When I use the orthogonal mode of ArcrotateCamera to zoom the screen, when zoomed to a certain extent, the graphics created by CreateLines will appear very crowded and even wider than CreateGreasedLine. What is the reason for this and how to modify it.
I started to write it because we needed to visualize pipes and electrical wiring in our digital twins and there are tens of thousands of lines even in a smaller building with various widths/colors, we can show water flow in pipes using animating the dash of the lines, so quite cool. BUT it actually looks very good only when using thinner lines. When people started to draw thick lines I realized that the joints must be improved because it looks like shit.
The lines are thinner at joints (or thicker, depends on the angle)
I’m pretty curious why don’t anyone complain about it I believe it can be fixed quite easily by adding some more vertices at the joints so I’ll give it a try just right I’ll have some extra time. One of my friends gave me a very good advice: sleep faster LOL
GreasedLine for the first line to achieve thickness and 1px thick line with edge rendering to make it thicker. Unfortunatelly you can’t compare them. Choose the one which fits your needs better.
GreasedLine has a feature called sizeAttenuation which you might want to use to get always the same width.
I am not aware of your goals. If you could explain what do you want to achieve we can help you to choose the right babylon.js feature.
Why do you stick to the EdgeRenderer and just don’t use GreasedLine ?
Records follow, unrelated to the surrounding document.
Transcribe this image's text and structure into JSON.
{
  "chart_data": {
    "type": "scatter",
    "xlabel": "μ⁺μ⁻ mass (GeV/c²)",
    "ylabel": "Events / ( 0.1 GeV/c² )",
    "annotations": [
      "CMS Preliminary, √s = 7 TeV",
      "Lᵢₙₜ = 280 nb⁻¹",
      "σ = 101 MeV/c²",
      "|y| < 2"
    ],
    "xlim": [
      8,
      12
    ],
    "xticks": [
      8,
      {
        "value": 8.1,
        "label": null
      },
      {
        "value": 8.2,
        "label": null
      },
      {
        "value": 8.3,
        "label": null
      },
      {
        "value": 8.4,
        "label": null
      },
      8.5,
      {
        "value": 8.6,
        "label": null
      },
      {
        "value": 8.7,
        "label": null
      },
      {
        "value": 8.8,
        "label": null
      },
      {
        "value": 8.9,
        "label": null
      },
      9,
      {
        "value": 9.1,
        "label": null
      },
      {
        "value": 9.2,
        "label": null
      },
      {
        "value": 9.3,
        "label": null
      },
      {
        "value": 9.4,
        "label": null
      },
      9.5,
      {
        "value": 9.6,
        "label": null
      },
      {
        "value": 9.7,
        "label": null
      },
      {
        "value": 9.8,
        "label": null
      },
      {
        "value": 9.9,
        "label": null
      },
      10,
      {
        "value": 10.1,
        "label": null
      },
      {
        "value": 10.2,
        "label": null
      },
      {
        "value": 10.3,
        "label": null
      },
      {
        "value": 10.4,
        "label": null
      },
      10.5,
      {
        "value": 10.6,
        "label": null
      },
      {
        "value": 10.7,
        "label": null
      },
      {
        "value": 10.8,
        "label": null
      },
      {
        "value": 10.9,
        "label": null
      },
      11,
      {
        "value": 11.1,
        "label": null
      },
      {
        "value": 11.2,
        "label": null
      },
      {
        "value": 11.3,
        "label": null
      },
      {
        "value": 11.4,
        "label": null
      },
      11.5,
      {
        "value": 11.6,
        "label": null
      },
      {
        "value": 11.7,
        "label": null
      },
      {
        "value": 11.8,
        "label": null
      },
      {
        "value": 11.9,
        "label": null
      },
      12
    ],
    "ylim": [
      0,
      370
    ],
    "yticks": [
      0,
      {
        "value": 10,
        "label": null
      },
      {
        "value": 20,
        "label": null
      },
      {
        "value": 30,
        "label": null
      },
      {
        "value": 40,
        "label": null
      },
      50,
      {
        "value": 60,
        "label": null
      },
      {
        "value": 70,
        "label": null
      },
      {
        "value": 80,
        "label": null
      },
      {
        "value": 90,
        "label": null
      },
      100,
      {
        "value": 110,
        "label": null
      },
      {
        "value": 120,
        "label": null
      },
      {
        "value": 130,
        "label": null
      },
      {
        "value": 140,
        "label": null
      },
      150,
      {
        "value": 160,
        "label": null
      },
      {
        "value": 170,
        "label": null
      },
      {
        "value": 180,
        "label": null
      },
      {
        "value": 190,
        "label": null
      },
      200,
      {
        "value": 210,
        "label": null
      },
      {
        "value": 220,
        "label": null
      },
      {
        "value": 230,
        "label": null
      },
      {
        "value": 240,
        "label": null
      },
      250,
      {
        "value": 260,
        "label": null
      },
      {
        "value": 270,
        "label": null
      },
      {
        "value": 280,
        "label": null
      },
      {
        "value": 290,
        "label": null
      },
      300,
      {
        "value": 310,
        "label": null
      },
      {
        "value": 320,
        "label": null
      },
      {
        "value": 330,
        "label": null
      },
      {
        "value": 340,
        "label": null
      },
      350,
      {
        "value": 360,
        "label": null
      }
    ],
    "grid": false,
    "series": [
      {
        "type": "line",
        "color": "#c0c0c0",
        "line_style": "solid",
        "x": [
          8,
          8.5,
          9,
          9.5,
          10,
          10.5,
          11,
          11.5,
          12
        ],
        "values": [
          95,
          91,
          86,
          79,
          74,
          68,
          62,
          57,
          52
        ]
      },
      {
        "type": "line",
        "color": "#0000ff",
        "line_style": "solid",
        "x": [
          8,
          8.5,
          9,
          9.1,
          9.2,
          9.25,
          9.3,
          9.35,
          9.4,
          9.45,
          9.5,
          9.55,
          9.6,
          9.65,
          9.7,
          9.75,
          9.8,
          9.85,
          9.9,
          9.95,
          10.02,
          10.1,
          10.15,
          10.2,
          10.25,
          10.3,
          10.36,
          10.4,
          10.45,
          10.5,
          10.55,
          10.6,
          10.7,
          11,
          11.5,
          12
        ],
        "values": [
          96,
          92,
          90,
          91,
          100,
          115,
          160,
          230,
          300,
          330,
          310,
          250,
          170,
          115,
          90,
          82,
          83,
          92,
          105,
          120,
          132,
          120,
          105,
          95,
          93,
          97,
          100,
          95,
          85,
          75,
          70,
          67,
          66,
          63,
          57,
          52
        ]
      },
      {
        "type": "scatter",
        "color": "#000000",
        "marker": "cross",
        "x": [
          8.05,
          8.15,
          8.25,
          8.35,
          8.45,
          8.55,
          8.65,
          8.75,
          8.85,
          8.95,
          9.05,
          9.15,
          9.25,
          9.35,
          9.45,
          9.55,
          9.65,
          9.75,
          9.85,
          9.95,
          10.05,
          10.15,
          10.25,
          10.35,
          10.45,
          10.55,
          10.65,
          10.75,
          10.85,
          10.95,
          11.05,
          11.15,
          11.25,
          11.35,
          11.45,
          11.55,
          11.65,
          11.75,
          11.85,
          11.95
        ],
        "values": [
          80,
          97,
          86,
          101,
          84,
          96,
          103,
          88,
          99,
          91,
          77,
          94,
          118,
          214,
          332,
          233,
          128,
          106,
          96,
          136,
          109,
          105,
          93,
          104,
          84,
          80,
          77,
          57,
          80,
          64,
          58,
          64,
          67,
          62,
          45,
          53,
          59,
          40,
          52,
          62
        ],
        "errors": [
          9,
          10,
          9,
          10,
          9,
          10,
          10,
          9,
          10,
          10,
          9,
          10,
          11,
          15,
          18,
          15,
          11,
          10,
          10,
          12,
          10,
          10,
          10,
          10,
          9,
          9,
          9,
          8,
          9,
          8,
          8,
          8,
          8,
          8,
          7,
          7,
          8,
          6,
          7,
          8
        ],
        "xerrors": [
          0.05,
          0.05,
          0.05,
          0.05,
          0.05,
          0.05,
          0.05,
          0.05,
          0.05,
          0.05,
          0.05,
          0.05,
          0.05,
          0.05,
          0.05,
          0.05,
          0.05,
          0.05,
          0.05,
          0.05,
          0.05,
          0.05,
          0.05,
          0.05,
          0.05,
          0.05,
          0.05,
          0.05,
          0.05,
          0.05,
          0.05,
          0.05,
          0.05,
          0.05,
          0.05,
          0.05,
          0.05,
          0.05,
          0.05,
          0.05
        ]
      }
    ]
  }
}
If there is a reason actually you can change the edgesWidth according to camera.radius in the render loop so you basically:
It’s like this, In the previous historical code, edgesWidth was used to create a line with width.
After recently setting up orthogonal mode, lines created using edgesWidth will have some display differences (initial question).
I found a way to use onBeforeRenderObservable in the forum. And i’m looking for if there’s a simpler way like sizeAttenuation that sets the attribute directly.
At present, it seems that it should be the design of Babylon.
I will use onBeforeRenderObservable or GreasedLine to modify the historical code.